Reported cases of possible adverse events related to vaccines are tracked by CDC and the Food and Drug Administration (FDA) through the Vaccine Adverse Event Reporting System (VAERS). The VAERS system is unique in that there is no other drug monitoring system on the market as extensive as VAERS. This system provides "signals" for further investigation and research; however, VAERS numbers are not reflective of actual side effects associated with vaccines and cannot be used in this way. The numbers quoted in the constituent's correspondence are misleading in that VAERS accepts ALL reports, regardless of whether the report is causally related to receipt of a vaccine or a chance occurrence unrelated to the vaccine. VAERS data are available to the public and are often misinterpreted. The vast majority of deaths reported to VAERS and investigated by FDA are found to be related to other health conditions unrelated to vaccination. To date, anaphylaxis is the only serious adverse event for which scientific data indicate a causal relationship with hepatitis B vaccine, and no deaths from anaphylaxis have been reported in the United States.

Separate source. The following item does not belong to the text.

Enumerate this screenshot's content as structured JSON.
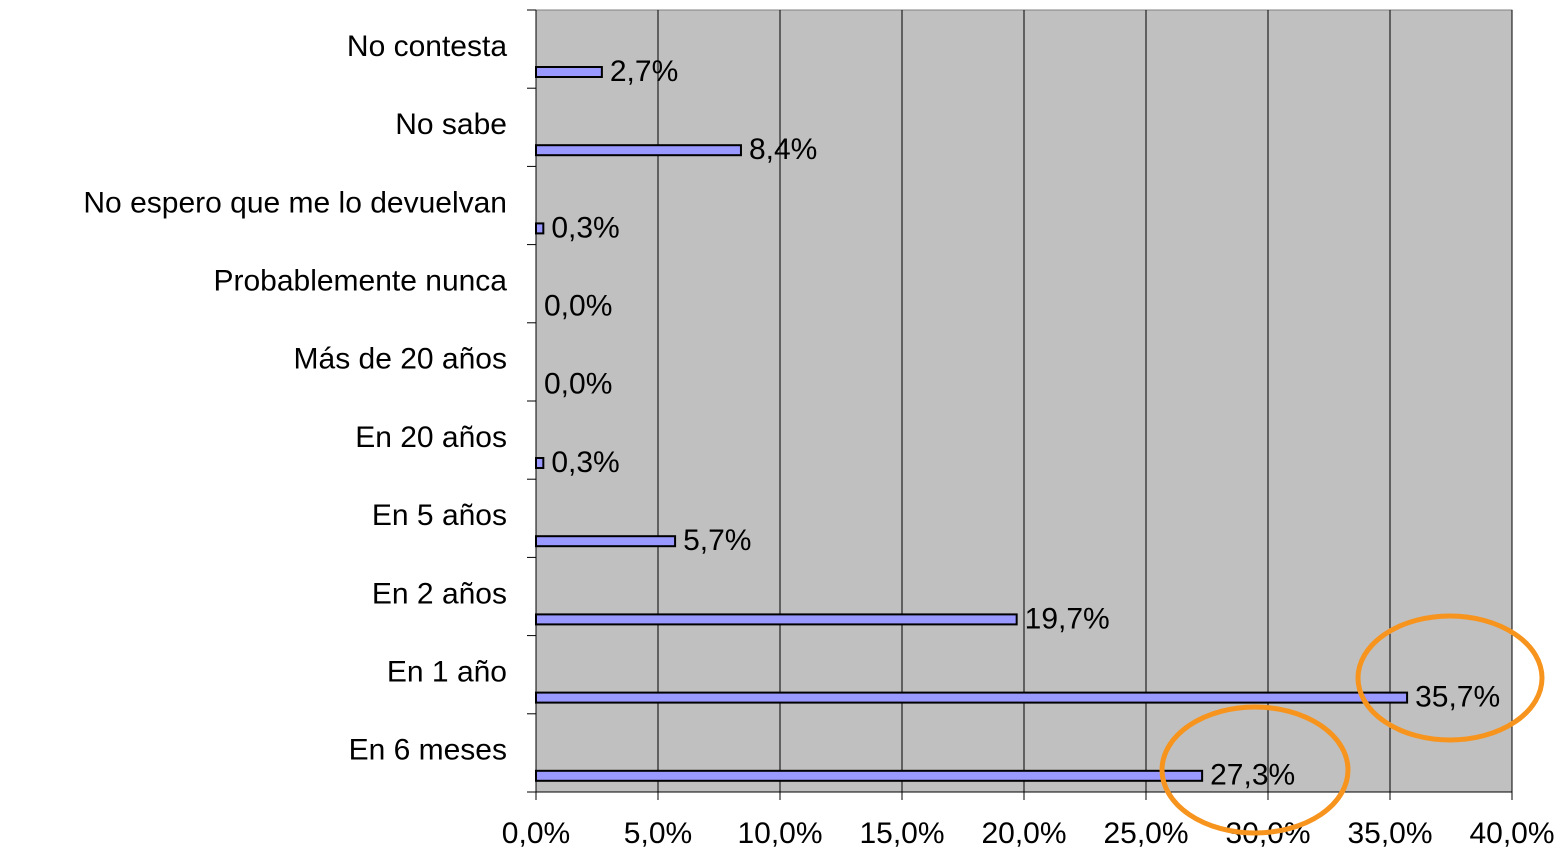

In addition to VAERS, CDC's Vaccine Safety Data-Link Project provides the ability to conduct carefully controlled studies of potential vaccine-adverse events among persons enrolled in certain managed care plans. For example, this system was used to determine that no association exists between rubella vaccination and arthritis. Similarly, ongoing studies are analyzing whether an association exists between hepatitis B vaccination and SIDS, multiple sclerosis, or diabetes mellitus.

Issue 4
There is also increasing concern about the safety and efficacy of the vaccines so mandated. The rotavirus vaccine is a case in point
Response 4
The Federal government is very concerned that the vaccine program be as safe as possible so that disease can be prevented with the least possible risk. Changes in the vaccination schedule such as the transition to inactivated polio virus vaccine and to acellular pertussis vaccine demonstrate that commitment to the safest program, even at increased costs. At its October 1999 meeting, the ACIP recommended that Rotashield, the only U.S.-licensed rotavirns vaccine, no longer be recommended for infants in the United States. This action is based on the results of an expedited review of scientific data presented to the ACIP by CDC in cooperation with FDA, the National Institutes of Heath, and Public Health Service officials, along with Wyeth-Lederle. Use of the vaccine was suspended in July pending the data review by the ACIP.